Тягостное впечатление производит глухая грызня Никифорова между Сычевым и Нерадовским. Второй пробубнил какие-то упреки по адресу первого за опрометчивость, приведшей к аресту Рокотова, причем с особым удовольствием проязвил, что злополучный Рокотов оказывается копией с известного оригинала у Фаберже. Сычев неуклюже оправдывался, уверяя, что о приобретении и речи не было. На мою просьбу передать примитивы Сычев повел целую рацею, смысл которой сводился к тому, что Эрмитаж не дал с выставки церковных ценностей С.Ушакова, и это требует репрессалий, но в конце концов после всяких закавык и крючкотворства они оба все же пришли к тому, что я могу осмотреть примитивы и отобрать — благо санкция Совета давно уже имеется — те, которые Эрмитажу нужны. Я бы это сделал сейчас, но торопился домой, где думал, что меня ожидают студийцы.
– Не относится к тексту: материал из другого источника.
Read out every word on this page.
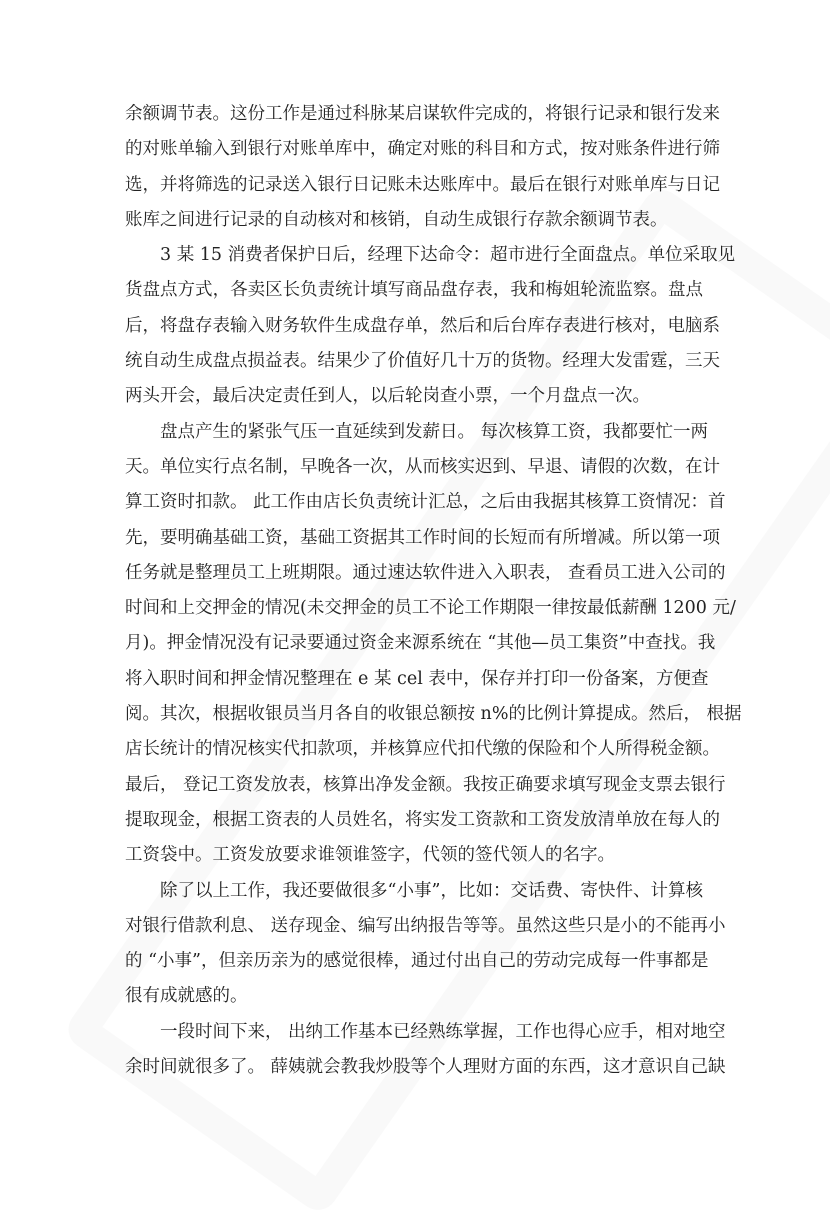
余额调节表。这份工作是通过科脉某启谋软件完成的，将银行记录和银行发来
的对账单输入到银行对账单库中，确定对账的科目和方式，按对账条件进行筛
选，并将筛选的记录送入银行日记账未达账库中。最后在银行对账单库与日记
账库之间进行记录的自动核对和核销，自动生成银行存款余额调节表。
3 某 15 消费者保护日后，经理下达命令：超市进行全面盘点。单位采取见
货盘点方式，各卖区长负责统计填写商品盘存表，我和梅姐轮流监察。盘点
后，将盘存表输入财务软件生成盘存单，然后和后台库存表进行核对，电脑系
统自动生成盘点损益表。结果少了价值好几十万的货物。经理大发雷霆，三天
两头开会，最后决定责任到人，以后轮岗查小票，一个月盘点一次。
盘点产生的紧张气压一直延续到发薪日。 每次核算工资，我都要忙一两
天。单位实行点名制，早晚各一次，从而核实迟到、早退、请假的次数，在计
算工资时扣款。 此工作由店长负责统计汇总，之后由我据其核算工资情况：首
先，要明确基础工资，基础工资据其工作时间的长短而有所增减。所以第一项
任务就是整理员工上班期限。通过速达软件进入入职表， 查看员工进入公司的
时间和上交押金的情况(未交押金的员工不论工作期限一律按最低薪酬 1200 元/
月)。押金情况没有记录要通过资金来源系统在 “其他—员工集资”中查找。我
将入职时间和押金情况整理在 e 某 cel 表中，保存并打印一份备案，方便查
阅。其次，根据收银员当月各自的收银总额按 n%的比例计算提成。然后， 根据
店长统计的情况核实代扣款项，并核算应代扣代缴的保险和个人所得税金额。
最后， 登记工资发放表，核算出净发金额。我按正确要求填写现金支票去银行
提取现金，根据工资表的人员姓名，将实发工资款和工资发放清单放在每人的
工资袋中。工资发放要求谁领谁签字，代领的签代领人的名字。
除了以上工作，我还要做很多“小事”，比如：交话费、寄快件、计算核
对银行借款利息、 送存现金、编写出纳报告等等。虽然这些只是小的不能再小
的 “小事”，但亲历亲为的感觉很棒，通过付出自己的劳动完成每一件事都是
很有成就感的。
一段时间下来， 出纳工作基本已经熟练掌握，工作也得心应手，相对地空
余时间就很多了。 薛姨就会教我炒股等个人理财方面的东西，这才意识自己缺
Но, очевидно, я напутал: они не явились.
Меня начинает пугать капризность и нервозность Татана, усиленно опекаемого баловством бабушки. В честь ее они и проявляются. Он не отпускает ее ни на шаг, и, чуть она отлучится, как он уже истерично восклицает: баба, баба, где ты? И начинает ее искать по всей квартире. Что же будет, когда она уедет? Во время обеда милый Альберт с представителем Географического музея, профессором К., пожелали и мне заказать ряд таких же этикеток, какие делает в Богуславском комитете (получу по 25 руб. за 30) Альберт. Я отказался, но направил их к Зине, сидящей буквально без гроша и без надежды его получить. Недавно отказалась от заказа, раздобытого ей Костей Сомовым, — сделать за 25 лимонов портрет какой-то покойницы по карточке, и мы ее за это бранили, в то же время любуясь ее intransigence[28]. То же, но уже с меньшим основанием, ибо работа, предложенная Географическим музеем, гораздо интереснее и приятнее, она обнаружила и на сей раз свой скептицизм.
Вечером я со Степаном у Лешки Келлера (Акица, которая его недолюбливает, не пошла). Изумительно циничная грязь в квартире, в столовой. Лучшие вещи сгруппированы тесно в трех комнатах, другие совершенно пустуют. Словом, иллюзия 1919 года. Мать очень постарела, обрюзгла, но все еще определенная блондинка и говорит детски-сладким голосом. Угостили нас вздутым — брагим — кексом. Несмотря на утрату целого ряда лучших своих вещей (восточных), у них и сейчас масса очень ценного и редкого: целый шкаф саксонской посуды первых эпох А.Р.Бетхера, две китайские вазы с малиновым фоном, бронза, статуэтка Пигаля, Магдалина у подножия Креста (сам распятый сломан), нидерландская резьба из слоновой кости самого начала XVI века, прелестные акварели Джиганте и т. д. К сожалению, удовольствие от лицезрения (и трогания) всех этих вещей испорчено неуютностью обстановки и плоскими шутками самого Лешки, необычайно довольного собой. Акица тем временем пошла к вдове Орестика на Верейскую, но она еще не возвращалась с похорон. Отец ее служит на «Скороходе», зовут его Плистин.